Development of Polysaccharide Hydrogels Enriched With Protein and Starch for Bovine Myoblast Cell Culture

The expanding worldwide population has increased the meat demand, prompting efforts to find alternatives. A promising approach is the cultivation of animal cells on edible biomaterials for cultured meat production. However, those biomaterials face challenges in their mechanical properties, cytotoxicity, and ability to support optimal cell growth. In this study, we focused on optimizing plant-edible hydrogels as a 3D environment for the growth of bovine myoblast cells. We prepared alginate hydrogel (A) to be enriched with soybean protein (S.A) and tapioca starch (T.A), developing Group 1 hydrogels. Aiming to enhance their elasticity, xanthan gum (XG) was incorporated into Group 1, generating alginate–xanthan gum (Ax), soybean–alginate–xanthan gum (S.Ax), and tapioca–alginate–xanthan gum (T.Ax) Group 2 hydrogels. Both groups were assessed for physical and chemical analyses, rheological testing, cell viability assays, immunofluorescence staining, gene expression, and flavor profiling. Our findings showed that all hydrogels maintained their crosslinking for up to 7 days except Ax and T.Ax, which showed degradation of 57.39% and 36.03%, respectively.
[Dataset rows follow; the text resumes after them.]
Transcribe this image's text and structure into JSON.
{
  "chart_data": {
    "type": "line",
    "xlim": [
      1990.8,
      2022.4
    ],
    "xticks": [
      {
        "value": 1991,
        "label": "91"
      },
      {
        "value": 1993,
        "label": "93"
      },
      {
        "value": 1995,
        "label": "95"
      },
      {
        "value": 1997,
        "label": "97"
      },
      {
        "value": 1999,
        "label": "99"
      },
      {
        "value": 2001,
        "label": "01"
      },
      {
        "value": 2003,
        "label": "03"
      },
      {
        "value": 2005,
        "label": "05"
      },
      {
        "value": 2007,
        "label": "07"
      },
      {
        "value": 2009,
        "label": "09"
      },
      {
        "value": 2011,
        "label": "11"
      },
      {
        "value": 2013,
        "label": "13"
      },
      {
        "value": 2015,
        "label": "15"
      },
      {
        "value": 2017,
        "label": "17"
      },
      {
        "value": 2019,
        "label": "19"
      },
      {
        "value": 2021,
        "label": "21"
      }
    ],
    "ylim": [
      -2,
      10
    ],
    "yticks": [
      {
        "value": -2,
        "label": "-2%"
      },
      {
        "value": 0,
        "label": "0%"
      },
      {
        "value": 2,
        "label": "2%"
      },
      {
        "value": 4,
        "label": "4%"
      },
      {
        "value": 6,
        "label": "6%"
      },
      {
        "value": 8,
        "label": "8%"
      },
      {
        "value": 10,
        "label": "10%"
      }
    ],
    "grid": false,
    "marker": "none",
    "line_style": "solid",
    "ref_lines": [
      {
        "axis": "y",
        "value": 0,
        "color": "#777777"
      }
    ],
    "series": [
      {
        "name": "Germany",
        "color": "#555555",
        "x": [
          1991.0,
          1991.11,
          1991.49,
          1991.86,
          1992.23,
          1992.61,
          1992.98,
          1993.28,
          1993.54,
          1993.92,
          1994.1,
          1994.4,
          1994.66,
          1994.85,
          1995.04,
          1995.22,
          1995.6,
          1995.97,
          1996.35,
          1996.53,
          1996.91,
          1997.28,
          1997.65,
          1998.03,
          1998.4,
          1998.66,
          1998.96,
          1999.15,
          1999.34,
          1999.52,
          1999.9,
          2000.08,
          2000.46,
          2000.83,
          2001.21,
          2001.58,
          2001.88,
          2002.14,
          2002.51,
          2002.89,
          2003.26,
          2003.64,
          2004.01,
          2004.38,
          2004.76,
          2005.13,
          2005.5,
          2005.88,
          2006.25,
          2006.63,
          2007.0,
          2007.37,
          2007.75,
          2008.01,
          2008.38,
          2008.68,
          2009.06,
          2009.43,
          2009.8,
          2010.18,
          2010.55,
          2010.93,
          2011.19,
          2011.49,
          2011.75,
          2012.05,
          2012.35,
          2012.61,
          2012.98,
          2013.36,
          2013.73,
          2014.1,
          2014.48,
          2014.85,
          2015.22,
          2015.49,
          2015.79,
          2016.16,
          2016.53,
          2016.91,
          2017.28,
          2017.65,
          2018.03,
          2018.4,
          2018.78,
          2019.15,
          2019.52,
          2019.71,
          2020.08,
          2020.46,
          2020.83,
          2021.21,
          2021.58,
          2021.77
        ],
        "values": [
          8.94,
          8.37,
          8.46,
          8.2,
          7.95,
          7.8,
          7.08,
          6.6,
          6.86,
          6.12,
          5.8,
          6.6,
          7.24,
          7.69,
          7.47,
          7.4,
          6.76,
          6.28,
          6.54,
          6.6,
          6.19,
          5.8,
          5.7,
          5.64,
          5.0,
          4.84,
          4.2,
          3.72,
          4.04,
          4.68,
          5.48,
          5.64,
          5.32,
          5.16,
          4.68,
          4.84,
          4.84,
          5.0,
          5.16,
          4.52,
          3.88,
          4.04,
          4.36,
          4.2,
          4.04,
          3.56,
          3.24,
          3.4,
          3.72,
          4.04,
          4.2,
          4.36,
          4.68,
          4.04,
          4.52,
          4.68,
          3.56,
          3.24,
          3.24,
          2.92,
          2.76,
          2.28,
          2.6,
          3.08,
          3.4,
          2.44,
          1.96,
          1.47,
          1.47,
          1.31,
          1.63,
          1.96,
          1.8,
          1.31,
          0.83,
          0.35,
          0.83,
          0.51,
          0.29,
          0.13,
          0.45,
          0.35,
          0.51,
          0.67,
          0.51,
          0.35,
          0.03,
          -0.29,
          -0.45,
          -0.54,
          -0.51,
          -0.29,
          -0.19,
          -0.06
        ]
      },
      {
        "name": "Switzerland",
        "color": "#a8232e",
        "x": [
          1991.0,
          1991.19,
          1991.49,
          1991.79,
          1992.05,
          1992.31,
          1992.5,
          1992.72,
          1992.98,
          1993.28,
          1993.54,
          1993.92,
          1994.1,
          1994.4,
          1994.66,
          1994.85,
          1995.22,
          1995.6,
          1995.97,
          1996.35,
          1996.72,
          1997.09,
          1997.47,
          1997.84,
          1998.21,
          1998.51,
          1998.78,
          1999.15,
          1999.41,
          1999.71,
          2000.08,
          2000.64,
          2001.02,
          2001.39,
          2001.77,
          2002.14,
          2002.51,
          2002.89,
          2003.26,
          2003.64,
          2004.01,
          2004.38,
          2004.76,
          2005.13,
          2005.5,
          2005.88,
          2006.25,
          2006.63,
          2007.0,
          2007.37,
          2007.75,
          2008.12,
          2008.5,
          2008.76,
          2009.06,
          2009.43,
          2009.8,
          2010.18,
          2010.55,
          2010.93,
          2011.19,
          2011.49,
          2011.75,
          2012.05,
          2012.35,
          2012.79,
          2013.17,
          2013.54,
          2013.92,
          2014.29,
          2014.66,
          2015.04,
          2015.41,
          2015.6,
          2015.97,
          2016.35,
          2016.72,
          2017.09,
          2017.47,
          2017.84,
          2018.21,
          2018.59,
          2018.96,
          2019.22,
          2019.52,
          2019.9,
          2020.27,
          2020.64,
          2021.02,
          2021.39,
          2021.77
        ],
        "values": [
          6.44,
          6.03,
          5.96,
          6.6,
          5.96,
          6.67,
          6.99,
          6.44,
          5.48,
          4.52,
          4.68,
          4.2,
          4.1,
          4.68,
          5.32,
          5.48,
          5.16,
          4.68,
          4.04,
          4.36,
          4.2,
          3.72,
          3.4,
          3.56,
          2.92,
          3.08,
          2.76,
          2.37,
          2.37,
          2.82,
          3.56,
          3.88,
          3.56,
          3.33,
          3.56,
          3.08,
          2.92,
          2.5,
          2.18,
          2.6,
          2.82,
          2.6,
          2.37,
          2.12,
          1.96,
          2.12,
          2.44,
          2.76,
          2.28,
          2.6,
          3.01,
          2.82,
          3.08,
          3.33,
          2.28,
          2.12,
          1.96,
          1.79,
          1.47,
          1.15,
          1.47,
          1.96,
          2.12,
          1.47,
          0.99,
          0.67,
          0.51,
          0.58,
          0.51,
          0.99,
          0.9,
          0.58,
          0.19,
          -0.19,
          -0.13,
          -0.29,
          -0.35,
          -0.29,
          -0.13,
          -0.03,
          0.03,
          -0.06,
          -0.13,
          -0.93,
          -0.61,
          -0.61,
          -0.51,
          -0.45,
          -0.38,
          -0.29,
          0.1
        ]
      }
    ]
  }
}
Both groups represented swelling characteristics, porosity, protein adsorption, and cooking capabilities. Moreover, A and S.A exhibited viscous properties with slow stress relaxation, whereas T.A displayed rapid relaxation and viscoelastic behavior. Successfully, Group 2 demonstrated faster stress relaxation and sufficient elasticity. Bovine myoblast cells showed no significant toxicity and could proliferate, expressing paired box 7 (PAX-7) marker in both groups. At the differentiation stage, desmin expression indicated the intermediate differentiation of the muscle cells for up to 7 days in both groups. Besides S.A and S.Ax scaffolds exhibit the nearest metabolic similarity to beef among the plant-based scaffolds. These findings suggest that the hydrogels enriched with protein and starch holding the potential for culture meat production.